Alternativa B - observação reiterada de regularidades empíricas
Fundamentação Filosófica
A questão aborda o pensamento de David Hume, um dos principais representantes do Empirismo Escocês. O autor questiona a capacidade humana de conhecer a relação de causa e efeito através da razão pura.
Segundo o texto transcrito:
- O poder de um objeto produzir outro não é descoberto pelas ideias (lógica/razão).
- Conhecemos a causalidade apenas pela experiência.
- Não é possível prever efeitos apenas analisando as qualidades visíveis dos objetos.
Análise das Alternativas
Para responder corretamente, devemos entender como Hume define a causalidade:
- Racionalismo vs. Empirismo: Hume rejeita a ideia de que a lógica (raciocínio abstrato) pode provar que A causa B. Portanto, alternativas que falam em dedução lógica (A) ou intuição racional (D) estão incorretas.
- Necessidade Real: Diferente do senso comum, Hume argumenta que não vemos uma "ligação necessária" entre os eventos. Vemos apenas que um evento sucede ao outro repetidamente.

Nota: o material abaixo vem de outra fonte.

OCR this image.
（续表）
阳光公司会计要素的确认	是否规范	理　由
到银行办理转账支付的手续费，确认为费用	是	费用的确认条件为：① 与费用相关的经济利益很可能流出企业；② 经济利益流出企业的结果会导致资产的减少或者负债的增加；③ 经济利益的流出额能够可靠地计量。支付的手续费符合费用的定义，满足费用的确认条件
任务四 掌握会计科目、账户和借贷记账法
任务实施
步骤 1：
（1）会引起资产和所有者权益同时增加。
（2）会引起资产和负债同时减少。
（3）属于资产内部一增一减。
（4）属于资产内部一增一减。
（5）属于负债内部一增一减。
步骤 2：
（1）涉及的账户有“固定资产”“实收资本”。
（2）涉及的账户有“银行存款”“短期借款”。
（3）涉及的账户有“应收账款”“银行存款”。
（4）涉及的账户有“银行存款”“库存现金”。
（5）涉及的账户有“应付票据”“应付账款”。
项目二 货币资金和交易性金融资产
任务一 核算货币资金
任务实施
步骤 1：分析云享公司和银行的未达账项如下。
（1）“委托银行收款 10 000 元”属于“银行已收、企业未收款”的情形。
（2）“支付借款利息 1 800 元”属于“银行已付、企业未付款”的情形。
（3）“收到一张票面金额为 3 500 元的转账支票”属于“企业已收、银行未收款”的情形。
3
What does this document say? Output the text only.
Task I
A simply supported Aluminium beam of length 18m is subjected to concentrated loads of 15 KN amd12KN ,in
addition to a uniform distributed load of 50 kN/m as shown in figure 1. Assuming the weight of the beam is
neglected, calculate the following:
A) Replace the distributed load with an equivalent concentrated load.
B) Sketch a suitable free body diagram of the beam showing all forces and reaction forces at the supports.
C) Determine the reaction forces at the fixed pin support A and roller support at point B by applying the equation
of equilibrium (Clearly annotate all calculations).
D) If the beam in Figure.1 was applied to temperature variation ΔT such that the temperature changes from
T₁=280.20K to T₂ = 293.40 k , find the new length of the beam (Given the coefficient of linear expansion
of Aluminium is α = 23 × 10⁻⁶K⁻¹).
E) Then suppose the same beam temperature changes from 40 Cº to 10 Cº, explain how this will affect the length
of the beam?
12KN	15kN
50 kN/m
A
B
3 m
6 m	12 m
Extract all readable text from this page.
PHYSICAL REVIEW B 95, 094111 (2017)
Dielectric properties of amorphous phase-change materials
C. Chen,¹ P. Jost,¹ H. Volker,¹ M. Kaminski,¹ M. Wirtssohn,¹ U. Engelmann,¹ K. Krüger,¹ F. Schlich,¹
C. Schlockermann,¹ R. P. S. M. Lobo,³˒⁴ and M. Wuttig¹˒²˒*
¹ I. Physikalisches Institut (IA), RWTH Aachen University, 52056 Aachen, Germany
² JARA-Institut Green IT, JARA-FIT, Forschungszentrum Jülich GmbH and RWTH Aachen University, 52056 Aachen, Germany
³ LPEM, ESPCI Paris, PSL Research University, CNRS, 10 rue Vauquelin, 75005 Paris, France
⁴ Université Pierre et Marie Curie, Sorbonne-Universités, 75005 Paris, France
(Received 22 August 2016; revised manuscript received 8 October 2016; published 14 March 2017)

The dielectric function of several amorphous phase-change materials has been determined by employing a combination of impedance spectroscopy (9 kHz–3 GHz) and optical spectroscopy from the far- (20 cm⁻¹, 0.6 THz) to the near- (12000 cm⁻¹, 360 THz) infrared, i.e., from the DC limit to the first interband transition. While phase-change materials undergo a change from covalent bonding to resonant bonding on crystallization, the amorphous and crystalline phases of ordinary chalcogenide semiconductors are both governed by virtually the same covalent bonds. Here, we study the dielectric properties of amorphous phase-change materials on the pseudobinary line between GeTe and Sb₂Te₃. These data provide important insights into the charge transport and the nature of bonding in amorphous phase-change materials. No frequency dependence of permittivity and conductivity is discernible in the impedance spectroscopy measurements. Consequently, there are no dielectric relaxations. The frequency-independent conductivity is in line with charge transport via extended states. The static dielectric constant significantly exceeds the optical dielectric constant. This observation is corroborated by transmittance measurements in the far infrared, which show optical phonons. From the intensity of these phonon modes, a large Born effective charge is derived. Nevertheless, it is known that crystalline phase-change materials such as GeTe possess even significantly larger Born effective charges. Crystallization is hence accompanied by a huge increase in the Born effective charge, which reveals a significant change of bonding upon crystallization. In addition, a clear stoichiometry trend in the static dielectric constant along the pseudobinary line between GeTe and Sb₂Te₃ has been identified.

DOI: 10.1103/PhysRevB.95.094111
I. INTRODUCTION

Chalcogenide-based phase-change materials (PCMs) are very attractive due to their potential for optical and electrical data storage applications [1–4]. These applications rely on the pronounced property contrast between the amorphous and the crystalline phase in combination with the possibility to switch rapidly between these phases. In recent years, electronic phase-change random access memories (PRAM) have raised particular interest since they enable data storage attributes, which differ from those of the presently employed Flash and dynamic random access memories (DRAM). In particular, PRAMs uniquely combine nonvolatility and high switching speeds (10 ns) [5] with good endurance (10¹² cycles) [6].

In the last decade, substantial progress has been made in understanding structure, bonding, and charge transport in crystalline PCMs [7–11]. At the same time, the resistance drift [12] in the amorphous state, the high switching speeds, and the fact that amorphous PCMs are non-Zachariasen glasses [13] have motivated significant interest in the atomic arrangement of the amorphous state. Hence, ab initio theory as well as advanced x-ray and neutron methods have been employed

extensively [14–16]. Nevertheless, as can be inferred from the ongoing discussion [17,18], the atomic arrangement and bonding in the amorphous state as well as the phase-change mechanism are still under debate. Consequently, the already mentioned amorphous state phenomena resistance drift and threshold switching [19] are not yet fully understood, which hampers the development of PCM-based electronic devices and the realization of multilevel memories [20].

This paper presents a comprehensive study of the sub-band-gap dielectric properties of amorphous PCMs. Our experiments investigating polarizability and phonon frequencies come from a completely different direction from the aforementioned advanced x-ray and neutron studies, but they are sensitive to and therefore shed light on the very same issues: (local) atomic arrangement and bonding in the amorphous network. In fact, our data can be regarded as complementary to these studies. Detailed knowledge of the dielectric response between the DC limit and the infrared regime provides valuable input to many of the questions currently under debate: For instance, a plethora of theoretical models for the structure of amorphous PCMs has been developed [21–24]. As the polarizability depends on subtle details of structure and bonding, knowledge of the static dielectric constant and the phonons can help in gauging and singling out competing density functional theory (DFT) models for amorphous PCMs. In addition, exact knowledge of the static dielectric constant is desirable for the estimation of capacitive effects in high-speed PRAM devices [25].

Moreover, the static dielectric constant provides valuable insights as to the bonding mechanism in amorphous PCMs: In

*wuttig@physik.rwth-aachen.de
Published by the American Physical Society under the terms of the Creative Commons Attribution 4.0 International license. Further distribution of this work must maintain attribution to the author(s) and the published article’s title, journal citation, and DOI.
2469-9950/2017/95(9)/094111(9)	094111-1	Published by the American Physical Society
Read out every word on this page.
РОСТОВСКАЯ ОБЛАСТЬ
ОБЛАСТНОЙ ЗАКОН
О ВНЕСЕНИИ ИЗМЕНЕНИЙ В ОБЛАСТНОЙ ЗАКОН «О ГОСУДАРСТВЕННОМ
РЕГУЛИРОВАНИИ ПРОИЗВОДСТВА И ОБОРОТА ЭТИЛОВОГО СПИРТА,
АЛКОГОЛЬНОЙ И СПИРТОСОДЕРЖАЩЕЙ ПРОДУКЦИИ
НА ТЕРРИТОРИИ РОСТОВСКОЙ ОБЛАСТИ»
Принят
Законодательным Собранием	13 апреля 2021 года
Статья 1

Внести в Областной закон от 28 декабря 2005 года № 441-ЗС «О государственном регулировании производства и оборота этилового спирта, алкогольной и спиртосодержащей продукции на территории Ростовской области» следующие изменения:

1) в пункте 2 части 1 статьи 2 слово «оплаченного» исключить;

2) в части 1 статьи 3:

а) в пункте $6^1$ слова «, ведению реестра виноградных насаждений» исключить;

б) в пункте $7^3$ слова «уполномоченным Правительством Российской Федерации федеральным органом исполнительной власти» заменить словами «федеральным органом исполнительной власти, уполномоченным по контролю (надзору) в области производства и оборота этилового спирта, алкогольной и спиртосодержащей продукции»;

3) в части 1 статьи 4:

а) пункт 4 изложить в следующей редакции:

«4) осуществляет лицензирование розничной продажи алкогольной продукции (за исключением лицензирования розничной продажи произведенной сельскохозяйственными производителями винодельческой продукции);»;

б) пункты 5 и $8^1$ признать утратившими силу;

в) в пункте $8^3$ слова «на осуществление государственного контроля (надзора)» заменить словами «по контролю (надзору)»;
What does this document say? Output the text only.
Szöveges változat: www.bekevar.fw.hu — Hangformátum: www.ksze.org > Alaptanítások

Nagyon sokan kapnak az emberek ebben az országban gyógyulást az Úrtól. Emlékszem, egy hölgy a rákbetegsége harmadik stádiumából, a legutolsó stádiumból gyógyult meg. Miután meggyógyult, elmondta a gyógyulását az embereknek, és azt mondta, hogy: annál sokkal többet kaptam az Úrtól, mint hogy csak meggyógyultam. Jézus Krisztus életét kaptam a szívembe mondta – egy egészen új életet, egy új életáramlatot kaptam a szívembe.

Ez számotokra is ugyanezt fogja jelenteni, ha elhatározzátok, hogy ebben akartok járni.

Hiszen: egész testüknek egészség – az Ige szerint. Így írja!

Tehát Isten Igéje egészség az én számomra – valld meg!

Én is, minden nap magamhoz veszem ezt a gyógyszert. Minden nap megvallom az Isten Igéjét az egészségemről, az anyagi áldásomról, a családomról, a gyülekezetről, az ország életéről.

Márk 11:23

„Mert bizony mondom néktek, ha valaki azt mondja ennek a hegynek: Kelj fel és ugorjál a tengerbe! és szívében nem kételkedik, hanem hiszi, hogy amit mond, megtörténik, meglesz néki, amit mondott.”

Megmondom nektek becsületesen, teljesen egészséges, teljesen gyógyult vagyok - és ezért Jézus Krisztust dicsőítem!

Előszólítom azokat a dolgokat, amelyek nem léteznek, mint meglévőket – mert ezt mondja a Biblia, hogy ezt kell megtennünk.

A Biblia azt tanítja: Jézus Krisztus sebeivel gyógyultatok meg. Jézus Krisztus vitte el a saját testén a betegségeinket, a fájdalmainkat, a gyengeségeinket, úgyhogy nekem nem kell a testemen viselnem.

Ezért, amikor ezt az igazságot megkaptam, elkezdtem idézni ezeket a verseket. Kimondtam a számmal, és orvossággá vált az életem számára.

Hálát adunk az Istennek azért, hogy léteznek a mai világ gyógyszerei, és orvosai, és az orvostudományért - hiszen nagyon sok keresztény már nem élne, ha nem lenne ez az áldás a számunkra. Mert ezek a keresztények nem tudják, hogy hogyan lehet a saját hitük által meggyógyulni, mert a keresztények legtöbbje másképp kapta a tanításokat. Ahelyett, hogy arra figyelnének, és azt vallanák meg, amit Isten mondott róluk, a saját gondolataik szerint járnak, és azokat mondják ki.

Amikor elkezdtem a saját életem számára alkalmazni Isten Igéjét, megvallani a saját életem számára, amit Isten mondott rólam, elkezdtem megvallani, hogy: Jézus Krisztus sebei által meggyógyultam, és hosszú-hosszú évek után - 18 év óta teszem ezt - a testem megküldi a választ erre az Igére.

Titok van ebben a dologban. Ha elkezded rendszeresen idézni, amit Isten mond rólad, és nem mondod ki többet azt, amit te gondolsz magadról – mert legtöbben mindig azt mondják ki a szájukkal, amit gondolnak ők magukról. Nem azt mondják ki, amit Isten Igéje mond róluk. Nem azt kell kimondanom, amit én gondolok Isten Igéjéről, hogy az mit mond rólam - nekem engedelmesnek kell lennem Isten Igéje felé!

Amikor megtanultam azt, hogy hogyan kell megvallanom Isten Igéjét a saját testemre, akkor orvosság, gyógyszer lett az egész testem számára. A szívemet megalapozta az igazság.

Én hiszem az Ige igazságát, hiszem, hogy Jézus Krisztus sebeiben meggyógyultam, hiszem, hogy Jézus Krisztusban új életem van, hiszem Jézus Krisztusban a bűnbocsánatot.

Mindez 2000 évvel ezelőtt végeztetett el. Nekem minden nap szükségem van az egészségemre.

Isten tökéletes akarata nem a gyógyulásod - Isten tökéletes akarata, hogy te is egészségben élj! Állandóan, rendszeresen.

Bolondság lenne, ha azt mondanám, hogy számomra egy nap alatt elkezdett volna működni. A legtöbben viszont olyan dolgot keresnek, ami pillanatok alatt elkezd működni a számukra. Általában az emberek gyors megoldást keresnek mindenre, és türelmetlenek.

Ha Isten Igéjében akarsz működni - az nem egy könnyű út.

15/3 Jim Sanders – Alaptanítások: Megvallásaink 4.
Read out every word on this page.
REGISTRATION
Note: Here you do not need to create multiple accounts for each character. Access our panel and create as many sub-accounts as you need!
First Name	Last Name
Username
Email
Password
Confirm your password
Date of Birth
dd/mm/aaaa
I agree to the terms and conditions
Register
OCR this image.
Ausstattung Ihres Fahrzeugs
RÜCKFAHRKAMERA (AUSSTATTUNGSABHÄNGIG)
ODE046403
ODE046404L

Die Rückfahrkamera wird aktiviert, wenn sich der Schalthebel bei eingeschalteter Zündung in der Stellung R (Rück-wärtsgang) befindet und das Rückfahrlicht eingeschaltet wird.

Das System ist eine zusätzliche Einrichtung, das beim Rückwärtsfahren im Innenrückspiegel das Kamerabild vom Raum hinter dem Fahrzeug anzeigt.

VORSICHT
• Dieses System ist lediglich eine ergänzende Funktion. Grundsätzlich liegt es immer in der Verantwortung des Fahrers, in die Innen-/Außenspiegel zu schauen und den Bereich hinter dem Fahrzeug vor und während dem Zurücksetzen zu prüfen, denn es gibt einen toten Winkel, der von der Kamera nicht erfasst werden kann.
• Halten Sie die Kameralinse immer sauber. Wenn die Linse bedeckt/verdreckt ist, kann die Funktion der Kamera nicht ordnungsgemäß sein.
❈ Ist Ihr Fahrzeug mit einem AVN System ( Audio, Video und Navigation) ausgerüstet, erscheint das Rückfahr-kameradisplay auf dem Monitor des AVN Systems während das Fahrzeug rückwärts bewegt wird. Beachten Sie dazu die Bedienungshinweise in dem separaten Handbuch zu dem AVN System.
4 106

Isso torna a alternativa E ("vínculo ontológico fixo") equivocada para a perspectiva dele.
- Hábito e Costume: Como não temos acesso à essência causal, nosso conhecimento depende da memória e experiência. Quando observamos que dois eventos acontecem juntos sempre (A seguido de B), criamos o hábito mental de esperar B quando vemos A.
| Alternativa | Conceito Chave | Status | Motivo |
|---|
| A | Dedução Lógica | ❌ | O texto diz "não por algum raciocínio". |
| B | Observação Reiterada | ✅ | Corresponde à definição de "experiência" e "regularidade". |
| C | Qualidades Imediatas | ❌ | O texto afirma que as qualidades não explicam o fenômeno por si só. |
| D | Essências Racionais | ❌ | Hume nega o acesso às essências metafísicas. |
| E | Vínculo Ontológico | ❌ | Para Hume, não há necessidade real no mundo, apenas na mente. |
Conclusão
A resposta correta é a Alternativa B.
O conhecimento da relação de causa e efeito, segundo Hume, é fruto da associação de ideias gerada pela observação constante de fenômenos. Não há uma conexão necessária intrínseca aos objetos, mas sim uma regularidade empírica que nos leva a esperar certos resultados baseados no passado.